The addition of a flow sensor may seem like expensive complexity at first glance, but it leads to savings in overflow, return pumps, and extra control systems—not to mention a more sanitary and cleanable design throughout. With a flowmeter system, changing product doesn’t require calibration as we simply store recipes based on empirical data from previous runs to allow quicker switching between bottle sizes and ingredient change. A filling machine can only run certain types of related products; for example, we can easily switch from a fruit juice to a low-sodium version of the fruit juice, but not from fruit juice to motor oil.

Retrofitting older machines

Liquid filling machines can last for years, requiring only periodic updates and replacement of parts. U.S. Bottlers rebuilds its older machines as a service to its customers. Part of the process involves rebuilding and replacing valves, rotary unions, silicone hoses, fittings, slide rods, bushings, rollers, and roller blocks. We also repair the main drive motor, bearings, gearboxes, and belts as needed. In most cases, customers also ask us to convert weigh-type filling machines to flowmeters during the rebuilding process.

One of our unusual observations is that it appears that when rebuilding an older weigh-filler into a flowmeter machine, the new fillers appear to be more accurate over and above what would expected by the improvement in flow measurement. We don’t exactly understand why, but clients tell us the improvement is measurable. Part of the reason could be that during the conversion process, the entire machine is given an overhaul and brought into spec; or it could be that the flowmeter is less susceptible to vibration and electrical noise in a bottling plant. In the lab, we don’t really see an unexpected improvement in fill accuracy, but in the field flowmeters are solid state warriors.

Since we have been using the same supplier for flowmeters long enough, we typically handle all of the start-up issues ourselves, and we also train our clients how to support the meters in the field. Factory technical personnel assist us regularly on our front-end calibration needs and meter selection process.  

The flowmeters’ success is measured in two ways from our perspective: First, every one of our fillers equipped with E+H flowmeters not only meets all of our quoted accuracy guarantees, but is as good as any filler we’ve produced in the history of our company. Second—and probably more important—many customers that purchased a flowmeter-based filler have come back for repeat orders since improved liquid measurement is a large part of overall customer satisfaction.

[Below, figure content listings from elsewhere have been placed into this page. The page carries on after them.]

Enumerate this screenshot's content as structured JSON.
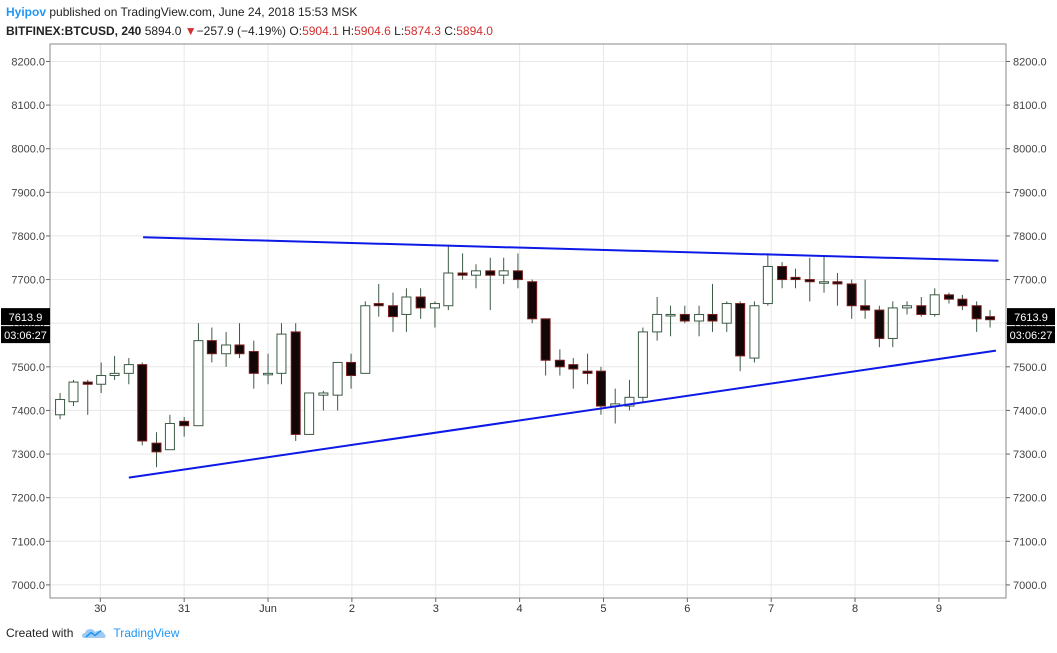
{
  "header": {
    "author": "Hyipov",
    "published_text": " published on TradingView.com, June 24, 2018 15:53 MSK",
    "symbol": "BITFINEX:BTCUSD, 240",
    "last": "5894.0",
    "change_arrow": "▼",
    "change": "−257.9 (−4.19%)",
    "o_label": "O:",
    "o_value": "5904.1",
    "h_label": "H:",
    "h_value": "5904.6",
    "l_label": "L:",
    "l_value": "5874.3",
    "c_label": "C:",
    "c_value": "5894.0"
  },
  "footer": {
    "created_with": "Created with",
    "brand": "TradingView",
    "logo_icon": "tradingview-cloud-icon"
  },
  "colors": {
    "up_fill": "#ffffff",
    "candle_stroke": "#3d5a45",
    "down_fill": "#120608",
    "trendline": "#0d19e6",
    "grid": "#e8e8e8",
    "badge_bg": "#000000",
    "header_red": "#d32f2f",
    "author_blue": "#2196f3"
  },
  "chart_data": {
    "type": "candlestick",
    "price_axis": [
      "8200.0",
      "8100.0",
      "8000.0",
      "7900.0",
      "7800.0",
      "7700.0",
      "7600.0",
      "7500.0",
      "7400.0",
      "7300.0",
      "7200.0",
      "7100.0",
      "7000.0"
    ],
    "ylim": [
      6970,
      8240
    ],
    "grid": true,
    "x_labels": [
      "30",
      "31",
      "Jun",
      "2",
      "3",
      "4",
      "5",
      "6",
      "7",
      "8",
      "9"
    ],
    "x_label_positions": [
      -0.01,
      0.99,
      1.99,
      2.99,
      3.99,
      4.99,
      5.99,
      6.99,
      7.99,
      8.99,
      9.99
    ],
    "xlim": [
      -0.61,
      10.79
    ],
    "last_price_badge": "7613.9",
    "countdown_badge": "03:06:27",
    "last_price": 7613.9,
    "candles": [
      {
        "t": -0.49,
        "o": 7390,
        "h": 7440,
        "l": 7380,
        "c": 7425
      },
      {
        "t": -0.33,
        "o": 7420,
        "h": 7470,
        "l": 7410,
        "c": 7465
      },
      {
        "t": -0.16,
        "o": 7465,
        "h": 7470,
        "l": 7390,
        "c": 7460
      },
      {
        "t": 0.0,
        "o": 7460,
        "h": 7510,
        "l": 7440,
        "c": 7480
      },
      {
        "t": 0.16,
        "o": 7480,
        "h": 7525,
        "l": 7470,
        "c": 7485
      },
      {
        "t": 0.33,
        "o": 7485,
        "h": 7520,
        "l": 7460,
        "c": 7505
      },
      {
        "t": 0.49,
        "o": 7505,
        "h": 7510,
        "l": 7320,
        "c": 7330
      },
      {
        "t": 0.66,
        "o": 7325,
        "h": 7350,
        "l": 7270,
        "c": 7305
      },
      {
        "t": 0.82,
        "o": 7310,
        "h": 7390,
        "l": 7310,
        "c": 7370
      },
      {
        "t": 0.99,
        "o": 7375,
        "h": 7385,
        "l": 7340,
        "c": 7365
      },
      {
        "t": 1.16,
        "o": 7365,
        "h": 7600,
        "l": 7365,
        "c": 7560
      },
      {
        "t": 1.32,
        "o": 7560,
        "h": 7590,
        "l": 7510,
        "c": 7530
      },
      {
        "t": 1.49,
        "o": 7530,
        "h": 7580,
        "l": 7500,
        "c": 7550
      },
      {
        "t": 1.65,
        "o": 7550,
        "h": 7600,
        "l": 7520,
        "c": 7530
      },
      {
        "t": 1.82,
        "o": 7535,
        "h": 7560,
        "l": 7450,
        "c": 7485
      },
      {
        "t": 1.99,
        "o": 7485,
        "h": 7530,
        "l": 7460,
        "c": 7485
      },
      {
        "t": 2.15,
        "o": 7485,
        "h": 7600,
        "l": 7460,
        "c": 7575
      },
      {
        "t": 2.32,
        "o": 7580,
        "h": 7600,
        "l": 7330,
        "c": 7345
      },
      {
        "t": 2.48,
        "o": 7345,
        "h": 7440,
        "l": 7345,
        "c": 7440
      },
      {
        "t": 2.65,
        "o": 7435,
        "h": 7445,
        "l": 7400,
        "c": 7440
      },
      {
        "t": 2.82,
        "o": 7435,
        "h": 7510,
        "l": 7400,
        "c": 7510
      },
      {
        "t": 2.98,
        "o": 7510,
        "h": 7530,
        "l": 7450,
        "c": 7480
      },
      {
        "t": 3.15,
        "o": 7485,
        "h": 7650,
        "l": 7485,
        "c": 7640
      },
      {
        "t": 3.31,
        "o": 7645,
        "h": 7690,
        "l": 7615,
        "c": 7640
      },
      {
        "t": 3.48,
        "o": 7640,
        "h": 7670,
        "l": 7580,
        "c": 7615
      },
      {
        "t": 3.64,
        "o": 7620,
        "h": 7680,
        "l": 7580,
        "c": 7660
      },
      {
        "t": 3.81,
        "o": 7660,
        "h": 7680,
        "l": 7610,
        "c": 7635
      },
      {
        "t": 3.98,
        "o": 7635,
        "h": 7650,
        "l": 7590,
        "c": 7645
      },
      {
        "t": 4.14,
        "o": 7640,
        "h": 7780,
        "l": 7630,
        "c": 7715
      },
      {
        "t": 4.31,
        "o": 7715,
        "h": 7760,
        "l": 7700,
        "c": 7710
      },
      {
        "t": 4.47,
        "o": 7710,
        "h": 7735,
        "l": 7680,
        "c": 7720
      },
      {
        "t": 4.64,
        "o": 7720,
        "h": 7750,
        "l": 7630,
        "c": 7710
      },
      {
        "t": 4.8,
        "o": 7710,
        "h": 7750,
        "l": 7690,
        "c": 7720
      },
      {
        "t": 4.97,
        "o": 7720,
        "h": 7760,
        "l": 7680,
        "c": 7700
      },
      {
        "t": 5.14,
        "o": 7695,
        "h": 7700,
        "l": 7600,
        "c": 7610
      },
      {
        "t": 5.3,
        "o": 7610,
        "h": 7610,
        "l": 7480,
        "c": 7515
      },
      {
        "t": 5.47,
        "o": 7515,
        "h": 7540,
        "l": 7480,
        "c": 7500
      },
      {
        "t": 5.63,
        "o": 7505,
        "h": 7520,
        "l": 7450,
        "c": 7495
      },
      {
        "t": 5.8,
        "o": 7490,
        "h": 7530,
        "l": 7460,
        "c": 7485
      },
      {
        "t": 5.96,
        "o": 7490,
        "h": 7500,
        "l": 7390,
        "c": 7410
      },
      {
        "t": 6.13,
        "o": 7410,
        "h": 7450,
        "l": 7370,
        "c": 7415
      },
      {
        "t": 6.3,
        "o": 7410,
        "h": 7470,
        "l": 7400,
        "c": 7430
      },
      {
        "t": 6.46,
        "o": 7430,
        "h": 7590,
        "l": 7420,
        "c": 7580
      },
      {
        "t": 6.63,
        "o": 7580,
        "h": 7660,
        "l": 7560,
        "c": 7620
      },
      {
        "t": 6.79,
        "o": 7620,
        "h": 7640,
        "l": 7570,
        "c": 7620
      },
      {
        "t": 6.96,
        "o": 7620,
        "h": 7640,
        "l": 7600,
        "c": 7605
      },
      {
        "t": 7.13,
        "o": 7605,
        "h": 7640,
        "l": 7570,
        "c": 7620
      },
      {
        "t": 7.29,
        "o": 7620,
        "h": 7690,
        "l": 7580,
        "c": 7605
      },
      {
        "t": 7.46,
        "o": 7600,
        "h": 7650,
        "l": 7580,
        "c": 7645
      },
      {
        "t": 7.62,
        "o": 7645,
        "h": 7650,
        "l": 7490,
        "c": 7525
      },
      {
        "t": 7.79,
        "o": 7520,
        "h": 7650,
        "l": 7510,
        "c": 7640
      },
      {
        "t": 7.95,
        "o": 7645,
        "h": 7760,
        "l": 7640,
        "c": 7730
      },
      {
        "t": 8.12,
        "o": 7730,
        "h": 7740,
        "l": 7680,
        "c": 7700
      },
      {
        "t": 8.28,
        "o": 7705,
        "h": 7725,
        "l": 7680,
        "c": 7700
      },
      {
        "t": 8.45,
        "o": 7700,
        "h": 7750,
        "l": 7650,
        "c": 7695
      },
      {
        "t": 8.62,
        "o": 7695,
        "h": 7755,
        "l": 7670,
        "c": 7695
      },
      {
        "t": 8.78,
        "o": 7695,
        "h": 7715,
        "l": 7640,
        "c": 7690
      },
      {
        "t": 8.95,
        "o": 7690,
        "h": 7700,
        "l": 7610,
        "c": 7640
      },
      {
        "t": 9.11,
        "o": 7640,
        "h": 7700,
        "l": 7610,
        "c": 7630
      },
      {
        "t": 9.28,
        "o": 7630,
        "h": 7640,
        "l": 7545,
        "c": 7565
      },
      {
        "t": 9.44,
        "o": 7565,
        "h": 7650,
        "l": 7545,
        "c": 7635
      },
      {
        "t": 9.61,
        "o": 7635,
        "h": 7650,
        "l": 7620,
        "c": 7640
      },
      {
        "t": 9.78,
        "o": 7640,
        "h": 7660,
        "l": 7615,
        "c": 7620
      },
      {
        "t": 9.94,
        "o": 7620,
        "h": 7680,
        "l": 7615,
        "c": 7665
      },
      {
        "t": 10.11,
        "o": 7665,
        "h": 7670,
        "l": 7645,
        "c": 7655
      },
      {
        "t": 10.27,
        "o": 7655,
        "h": 7665,
        "l": 7630,
        "c": 7640
      },
      {
        "t": 10.44,
        "o": 7640,
        "h": 7650,
        "l": 7580,
        "c": 7610
      },
      {
        "t": 10.6,
        "o": 7615,
        "h": 7630,
        "l": 7590,
        "c": 7608
      }
    ],
    "trendlines": [
      {
        "name": "resistance",
        "x1": 0.5,
        "y1": 7797,
        "x2": 10.7,
        "y2": 7743
      },
      {
        "name": "support",
        "x1": 0.33,
        "y1": 7246,
        "x2": 10.67,
        "y2": 7537
      }
    ]
  }
}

Tom Risser is president of U.S. Bottlers, Charlotte, N.C.

Online:
www.usbottlers.com
www.us.endress.com

Advantages of a flowmeter vs. load cells in liquid filling applications

• Faster measurement with higher repeatability
• No container tare weight needed
• Fill duration shorter and machine throughput increased
• Long-term instrument stability, less machine drift
• No moving parts with virtually no maintenance costs related to the meter
• Sensors can generally be replaced by another off-the-shelf unit, not a special part
• Valve monitoring and automatic compensation possible via the controller
• Coriolis sensors offer direct mass measurement with flexibility to convert to volume if needed
• No volume limits (container size not restricted by range of load cell)
• Higher stability and less recalibration costs over a longer working life
• Environmental influences reduced from mechanical vibration, agitation, splashing, etc.
• Built-in temperature compensation for accuracy over a broad range
• Self-diagnostics with status output for immediate operator notification, and
• Fully drainable and easy to clean in place.